China’s Strategic Need to Open Doors for Foreign Investment in Upstream EP
Dr. Ning Lin, Executive Director of Global Gas, RBAC, Inc.
Per Xinhua news agency, on Jan. 9, 2020, China’s Ministry of Mineral Resources announced today the opening of exploration and production to private investment. Domestic and foreign companies with local net assets of at least 300 million yuan ($43 million) can apply for licenses. The reform will take effect on May 1, 2020. This announcement is part of a wider policy of domestic market liberalization and of reducing the role of the three major National Oil Companies (NOCs), alongside the development of natural gas trading hubs, and the creation of a National Oil & Gas Pipeline Company.
It is no surprise to most in the industry that this opening to private investment also aims at reinforcing China’s security of supply by increasing domestic oil and gas production. Using RBAC’s G2M2® Global Gas Market Modeling System™, we can employ hard data and evidence to look at the strategic value of such a move through the following analysis.
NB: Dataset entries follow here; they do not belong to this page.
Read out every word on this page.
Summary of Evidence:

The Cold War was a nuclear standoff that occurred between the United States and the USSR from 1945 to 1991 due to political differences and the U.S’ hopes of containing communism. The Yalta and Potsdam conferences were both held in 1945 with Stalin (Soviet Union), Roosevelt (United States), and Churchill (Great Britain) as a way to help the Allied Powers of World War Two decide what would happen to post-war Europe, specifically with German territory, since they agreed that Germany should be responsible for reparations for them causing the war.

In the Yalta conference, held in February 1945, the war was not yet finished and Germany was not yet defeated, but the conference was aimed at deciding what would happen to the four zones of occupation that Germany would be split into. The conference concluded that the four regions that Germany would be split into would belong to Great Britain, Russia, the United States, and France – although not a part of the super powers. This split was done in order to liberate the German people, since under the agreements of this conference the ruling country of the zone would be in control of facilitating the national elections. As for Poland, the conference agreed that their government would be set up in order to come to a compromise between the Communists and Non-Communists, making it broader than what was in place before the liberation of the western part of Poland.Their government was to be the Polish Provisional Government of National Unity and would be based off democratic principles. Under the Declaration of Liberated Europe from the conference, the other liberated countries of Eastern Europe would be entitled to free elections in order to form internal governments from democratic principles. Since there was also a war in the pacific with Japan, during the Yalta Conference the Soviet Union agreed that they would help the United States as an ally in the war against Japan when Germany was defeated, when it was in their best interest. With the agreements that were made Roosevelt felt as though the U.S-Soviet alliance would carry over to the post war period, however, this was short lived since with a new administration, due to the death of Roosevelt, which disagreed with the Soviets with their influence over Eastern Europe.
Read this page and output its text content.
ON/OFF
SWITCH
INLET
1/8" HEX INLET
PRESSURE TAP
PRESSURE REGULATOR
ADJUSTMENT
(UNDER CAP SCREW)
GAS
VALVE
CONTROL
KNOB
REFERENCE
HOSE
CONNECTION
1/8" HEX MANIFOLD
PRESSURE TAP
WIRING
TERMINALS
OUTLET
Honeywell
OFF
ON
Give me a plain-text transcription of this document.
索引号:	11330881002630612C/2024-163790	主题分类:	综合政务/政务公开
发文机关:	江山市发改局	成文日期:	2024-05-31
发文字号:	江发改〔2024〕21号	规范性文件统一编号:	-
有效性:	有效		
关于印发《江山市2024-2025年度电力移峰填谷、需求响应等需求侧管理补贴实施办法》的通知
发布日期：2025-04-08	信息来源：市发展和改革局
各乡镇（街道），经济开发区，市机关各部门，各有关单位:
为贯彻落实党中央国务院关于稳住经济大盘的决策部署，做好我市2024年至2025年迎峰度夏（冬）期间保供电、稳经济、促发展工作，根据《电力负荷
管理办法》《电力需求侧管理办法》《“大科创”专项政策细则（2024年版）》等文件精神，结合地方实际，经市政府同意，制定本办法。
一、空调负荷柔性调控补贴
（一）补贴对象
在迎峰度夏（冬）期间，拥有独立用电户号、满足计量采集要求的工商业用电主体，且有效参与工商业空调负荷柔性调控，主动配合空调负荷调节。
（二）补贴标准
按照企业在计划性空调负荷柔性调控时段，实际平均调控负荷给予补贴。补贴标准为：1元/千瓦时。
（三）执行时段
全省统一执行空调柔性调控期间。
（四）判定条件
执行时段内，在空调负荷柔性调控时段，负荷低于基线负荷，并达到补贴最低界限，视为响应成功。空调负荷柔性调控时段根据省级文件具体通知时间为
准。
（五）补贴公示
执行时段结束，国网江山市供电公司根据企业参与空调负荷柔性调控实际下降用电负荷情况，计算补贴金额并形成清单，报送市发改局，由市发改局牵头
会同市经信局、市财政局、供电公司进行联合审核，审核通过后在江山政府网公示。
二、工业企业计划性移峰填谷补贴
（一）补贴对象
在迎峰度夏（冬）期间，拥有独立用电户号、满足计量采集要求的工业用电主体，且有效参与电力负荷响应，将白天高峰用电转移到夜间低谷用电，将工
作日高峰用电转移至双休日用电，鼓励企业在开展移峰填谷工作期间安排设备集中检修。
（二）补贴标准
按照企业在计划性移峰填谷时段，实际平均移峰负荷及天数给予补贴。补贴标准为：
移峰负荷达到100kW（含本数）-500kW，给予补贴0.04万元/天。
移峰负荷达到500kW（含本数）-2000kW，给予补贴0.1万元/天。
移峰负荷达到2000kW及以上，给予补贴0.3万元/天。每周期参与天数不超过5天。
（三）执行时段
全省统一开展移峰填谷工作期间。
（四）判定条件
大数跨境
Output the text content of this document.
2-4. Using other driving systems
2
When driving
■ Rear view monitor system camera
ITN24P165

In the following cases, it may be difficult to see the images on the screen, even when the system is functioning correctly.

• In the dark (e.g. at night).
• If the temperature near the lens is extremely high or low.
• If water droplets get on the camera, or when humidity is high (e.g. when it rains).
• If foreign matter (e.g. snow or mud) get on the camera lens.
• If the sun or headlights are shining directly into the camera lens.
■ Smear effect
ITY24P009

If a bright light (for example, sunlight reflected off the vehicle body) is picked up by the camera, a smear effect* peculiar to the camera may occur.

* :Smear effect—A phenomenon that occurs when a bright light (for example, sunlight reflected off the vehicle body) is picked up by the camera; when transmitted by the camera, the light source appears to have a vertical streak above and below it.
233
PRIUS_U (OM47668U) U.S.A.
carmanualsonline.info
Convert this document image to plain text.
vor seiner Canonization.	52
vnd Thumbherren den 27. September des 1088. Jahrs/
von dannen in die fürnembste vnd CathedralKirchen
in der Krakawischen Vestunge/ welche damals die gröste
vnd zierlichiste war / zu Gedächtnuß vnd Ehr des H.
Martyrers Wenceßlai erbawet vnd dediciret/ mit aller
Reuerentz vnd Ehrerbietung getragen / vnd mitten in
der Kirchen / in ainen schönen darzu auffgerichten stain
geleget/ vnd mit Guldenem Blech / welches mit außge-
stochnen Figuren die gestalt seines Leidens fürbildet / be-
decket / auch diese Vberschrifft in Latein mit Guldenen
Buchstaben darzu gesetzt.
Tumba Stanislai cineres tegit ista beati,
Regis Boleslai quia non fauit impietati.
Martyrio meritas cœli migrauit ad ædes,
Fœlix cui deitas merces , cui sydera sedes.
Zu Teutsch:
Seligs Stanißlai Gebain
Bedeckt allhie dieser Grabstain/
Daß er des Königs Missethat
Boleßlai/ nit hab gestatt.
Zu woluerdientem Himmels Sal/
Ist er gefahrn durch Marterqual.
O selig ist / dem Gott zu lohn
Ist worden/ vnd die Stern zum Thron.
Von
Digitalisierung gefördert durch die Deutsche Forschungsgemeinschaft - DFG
First, China’s gas demand growth has been outstripping supply with a quickly widening gap. This puts pressure on China to increase its reliance on foreign sources of natural gas, and there is no sign of closing the gap within the forecasted period, with current projections of demand and supply. The following chart shows production versus consumption for China from 2011 to 2040. We calculate a ratio of production over consumption to indicate the level of self-sufficiency and security for natural gas.
For China, although it has always been an importer of natural gas, the need has increased significantly in the last decade, mainly due to fast growing demand. The gas security ratio started at about 80% at the beginning of the last decade but dropped to about 50% in 2019. This year could be the first year that more than half of China’s domestic demand would be relying on foreign sourced supplies. This demonstrates the significance and urgency of China’s need to increase its domestic supply, which perfectly aligns with the timing of yesterday’s policy announcement.
One might ask why this is so important for China? There are a lot of countries in the world which rely on imported natural gas, and there is a booming world trade market for LNG. Well, it is true that the global LNG market is providing valuable and flexible importing options for many countries, including China. This is a welcome trend for many gas importers as a more liquid market presents greater reliability and security. China has been an active participant and advocate in developing the LNG market in the past five years, investing in LNG contracts and LNG trading platforms in the region. So, it implies that China considers LNG and imports of gas a valuable source of supply going forward.
However, with consumption expected to reach 850 MCM/day (million cubic meters per day) – around 316 BCM per year, in 2020, China has become the third largest gas user in the world, following the US and Russia. Putting in perspective, entire EU countries consumed about 500 BCM in 2020.
As China has clearly stated and recognized in its five- year plan for the last decade, China needs a lot more natural gas to fuel its economic growth and to reach its decarbonization target in the energy transition ahead. In particular, in the next 5-8 years, China is expected to surpass Russia to be the second largest gas user. By 2040, China is expected to add another 1000 MCM/day (365 BCM/year) of gas consumption.
The chart below shows the top 10 countries with largest gas consumption by 2040, in terms of their production, consumption and gas security ratio (same definition as previous chart). For the top ten countries of gas consumption in the world, half of them are self-sufficient with a gas security ratio greater or equal to one. Although there are another 5 countries out of the ten needing imports of gas, China’s total need is about 4-5 times bigger than the rest (Mexico, India, Japan and UAE).
In the last chart below, we have included all countries with greater than 100 MCM per day of gas consumption (36.5 BCM per year) and ranked them based on their gas security ratio (production/consumption). The red line is the ratio of 1 – where production is sufficient to match consumption. For the group as a whole, the ratio is about 1.08, which implies that most of the large gas users tend to also have sufficient domestic production.
The result is quite interesting, because it quickly highlights all the major buyers and sellers of LNG trade in the world going forward. Qatar has the highest ratio of close to 500%, while Taiwan, Japan, Spain and France have the lowest ratios. Although China does not have the lowest ratio, its mere size of market as highlighted in the chart stands out in the crowd and makes its strategy on securing and improving gas security more strategic and critical.